Now is the Time--Interest Rates are Rising

Over the past decade since the last housing crash, interest rates have been low, offering easy access to credit. However, rates have been increasing ever so slowly, and projected to keep increasing this year.  According to Pat Holsten at American Security Mortgage, "In 2017 it was possible to lock in a 3.5% interest rate on all kinds of loans.  Today it's rare to find 4.5% interest rate on even a conventional loan.  A 1% Interest rate increase on a $300,000 house fixed for 30 years will make the payment $175 more per month which is $2,100 more per year!"    

According to REALTOR Magazine, the official magazine for the National Association of Realtors, “Mortgage rates are at their highest levels in more than 4 years.” However, the Federal Reserve said it is likely to raise short-term interest rates this year, which could “prompt mortgage rates to move higher at least three times this year, starting this month.”

So what does this mean?

Simple—it means that if you are in the market to buy a home, now is the time to decide!

With rising mortgage interest rates, comes an increase in the cost of buying a home as well. For prospective home buyers, this could make buying a home even more of a challenge. Buyers would potentially need to settle for a smaller home, a fixer-upper, or in a location farther out where real estate tends to be cheaper.  As interest rates increase, the lower the amount you can get approved for.

Who else does this affect?

The first set of buyers it would affect is first-time home buyers. According to realtor.com, “First-time buyers and those on the tightest budgets are likely to be affected the most. Even a 1 percentage point rise in rates would mean 5% of all buyers would no longer be able to qualify for a $300,000 mortgage, according to a 2016 John Burns study (Rates were only 3.47% when the study was published.).”

And with all of the changes happening in the interest rates, it has the potential to sway current homeowners to stay put.
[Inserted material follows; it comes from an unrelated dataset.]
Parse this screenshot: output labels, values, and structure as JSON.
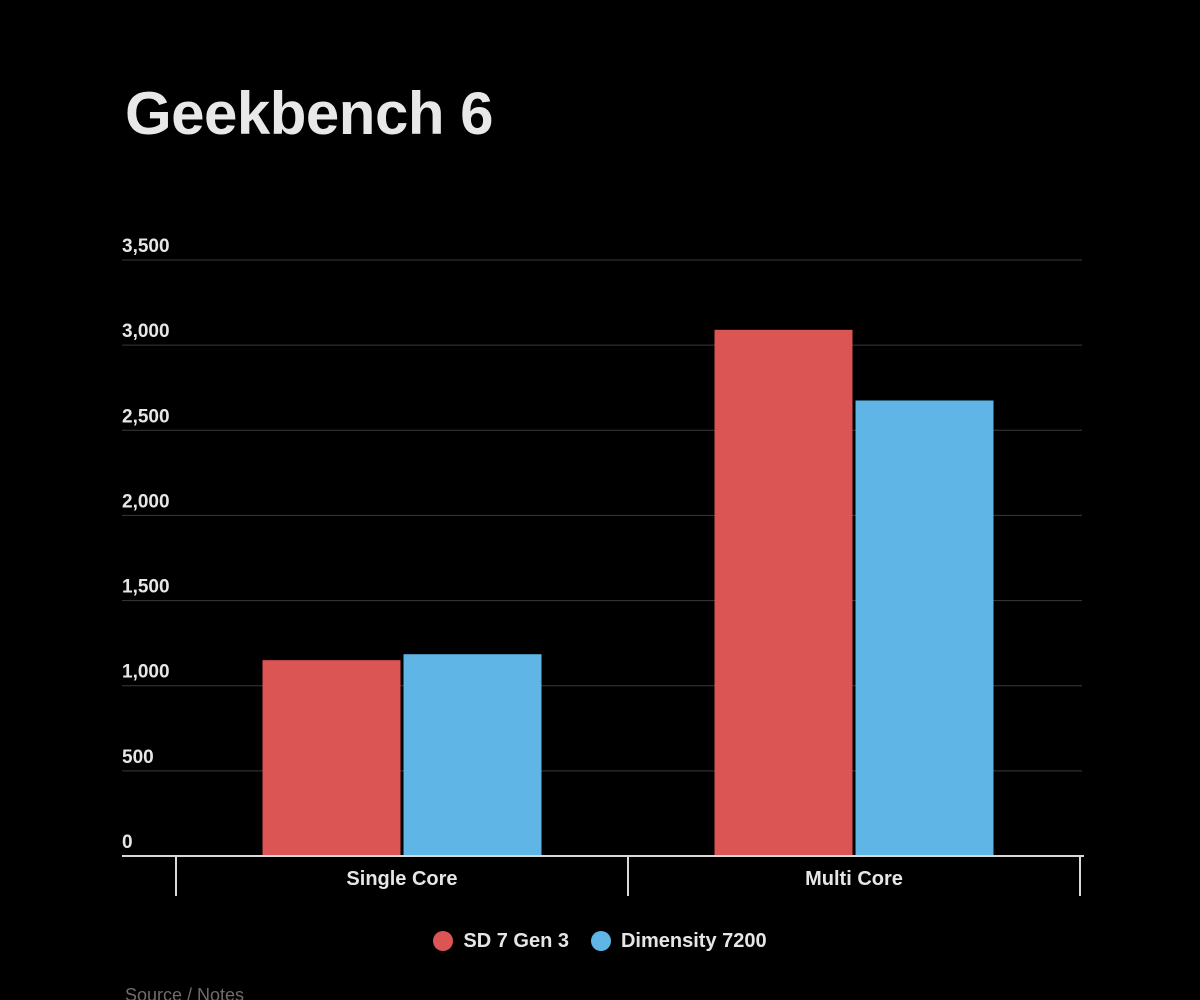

Instead of putting their home on the market to opt for a larger, more updated home, they may instead choose to make improvements to their current property, resulting in fewer homes on the market—especially ones that first-time home buyers have more of an ability to afford.

This kind of cause-effect relationship can really affect the momentum of the housing market.

If you’re buying a home, consider locking down your interest rate with your mortgage provider.

If you’re worried about the increase in mortgage interest rates, why not consider locking your rate in? Much like credit cards, most of the time it is only good for a certain amount of time, but at least with all the current changes projected to happen, you can rest easy knowing your rate is guaranteed (even if it’s only temporary) once your offer is submitted.

There are downsides to rate locks, however—one being that not all rate locks are free so you may pay unwanted fees just to secure the interest rate, and the other being that if rates were to potentially fall, then because of that lockdown on the rate, the buyer won’t be eligible for the reduced interest rate.